27. A method to control expression of an open reading frame present in cells of a mammal, comprising:

providing a mammal comprising the system of claim 1 or 11, wherein the mammal comprises cells comprising an expression cassette having the regulatable, field sensitive transcriptional control element operably linked to an open reading frame or comprising an endogenous gene comprising the regulatable, field sensitive transcriptional control element operably linked to an open reading frame; and

directing signal emission in response to the sensed physiological parameter or external command so as to control expression of the open reading frame,

wherein the regulatable, field sensitive transcriptional control element is regulated by thermal energy and/or by electromagnetic energy.

28. The method of claim 27, wherein expression of the open reading frame alters nerve regeneration, bone growth or wound healing.

29. The method of claim 27, wherein the system of claim 1 or 11 is the system of claim 1 wherein the gene regulatory signal delivery device is an external device.

30. The method of claim 27, wherein expression of the open reading frame inhibits ischemia or reperfusion injury.

31. The method of claim 27, wherein the physiological parameter is sensed by an implanted sensor.

32. The method of claim 27, wherein the regulatory signal is delivered in response to a command.

33. The method of claim 32, wherein the command is an external command.

34. The method of claim 27, wherein the system is implanted in or on the heart.

35. The method of claim 27, wherein the system is implanted in or on a blood vessel.

36. The method of claim 27, wherein signal emission controls expression of at least one endogenous gene.

37. The method of claim 27, wherein signal emission controls expression of the regulatable, field sensitive transcriptional control element in the expression cassette.

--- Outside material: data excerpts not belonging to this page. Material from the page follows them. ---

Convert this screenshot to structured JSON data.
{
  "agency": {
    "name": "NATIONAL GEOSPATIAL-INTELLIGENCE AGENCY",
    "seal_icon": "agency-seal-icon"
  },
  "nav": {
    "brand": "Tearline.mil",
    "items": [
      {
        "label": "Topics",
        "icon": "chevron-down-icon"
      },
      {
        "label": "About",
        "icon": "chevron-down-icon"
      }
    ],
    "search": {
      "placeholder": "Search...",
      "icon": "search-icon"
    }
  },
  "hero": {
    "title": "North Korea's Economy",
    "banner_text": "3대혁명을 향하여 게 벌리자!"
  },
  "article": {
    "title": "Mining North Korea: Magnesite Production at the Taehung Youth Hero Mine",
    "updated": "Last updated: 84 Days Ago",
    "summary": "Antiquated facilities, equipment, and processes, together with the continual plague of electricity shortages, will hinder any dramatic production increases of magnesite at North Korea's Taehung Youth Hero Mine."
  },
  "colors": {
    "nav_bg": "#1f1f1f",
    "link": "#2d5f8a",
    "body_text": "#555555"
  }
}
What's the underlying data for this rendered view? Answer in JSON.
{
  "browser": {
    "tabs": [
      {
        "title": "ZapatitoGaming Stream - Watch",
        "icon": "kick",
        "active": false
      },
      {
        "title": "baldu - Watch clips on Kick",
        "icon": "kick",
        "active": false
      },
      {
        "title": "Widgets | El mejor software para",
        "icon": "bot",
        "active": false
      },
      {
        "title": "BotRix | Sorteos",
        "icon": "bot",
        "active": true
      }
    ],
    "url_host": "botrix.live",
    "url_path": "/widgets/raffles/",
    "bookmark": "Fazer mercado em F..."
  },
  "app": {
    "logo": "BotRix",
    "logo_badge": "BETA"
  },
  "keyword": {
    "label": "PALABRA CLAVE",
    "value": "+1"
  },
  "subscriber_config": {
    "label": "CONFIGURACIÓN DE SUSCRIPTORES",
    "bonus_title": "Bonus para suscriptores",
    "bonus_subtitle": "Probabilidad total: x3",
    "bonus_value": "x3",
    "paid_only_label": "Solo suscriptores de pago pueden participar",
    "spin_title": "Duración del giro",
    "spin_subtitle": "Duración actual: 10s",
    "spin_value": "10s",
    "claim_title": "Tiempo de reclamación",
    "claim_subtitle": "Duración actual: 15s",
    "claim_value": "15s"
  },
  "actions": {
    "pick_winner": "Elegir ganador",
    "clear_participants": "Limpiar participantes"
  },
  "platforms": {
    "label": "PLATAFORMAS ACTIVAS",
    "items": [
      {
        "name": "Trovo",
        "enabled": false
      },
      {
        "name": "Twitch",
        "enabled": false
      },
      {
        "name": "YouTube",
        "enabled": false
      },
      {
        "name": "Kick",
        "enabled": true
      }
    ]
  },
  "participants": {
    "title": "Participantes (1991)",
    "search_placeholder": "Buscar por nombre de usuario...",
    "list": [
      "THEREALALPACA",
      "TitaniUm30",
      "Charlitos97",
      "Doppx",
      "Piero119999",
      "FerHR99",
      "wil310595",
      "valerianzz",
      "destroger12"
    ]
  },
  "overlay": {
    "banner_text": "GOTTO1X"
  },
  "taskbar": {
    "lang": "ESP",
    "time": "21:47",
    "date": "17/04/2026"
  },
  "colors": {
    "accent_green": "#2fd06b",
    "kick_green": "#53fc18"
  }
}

38. The method of claim 18 or 27, wherein the regulatable, field sensitive transcriptional control element comprises a heat shock protein promoter.

39. The method of claim 18 or 27, wherein the open reading frame encodes a growth factor, Akt, hypoxia inducible factor, or a pacemaker ion channel.

40. The method of claim 27, wherein the cells comprising the expression cassette are exogenously administered donor cells.

41. The method of claim 27, wherein the expression cassette is introduced to the cells via recombinant virus.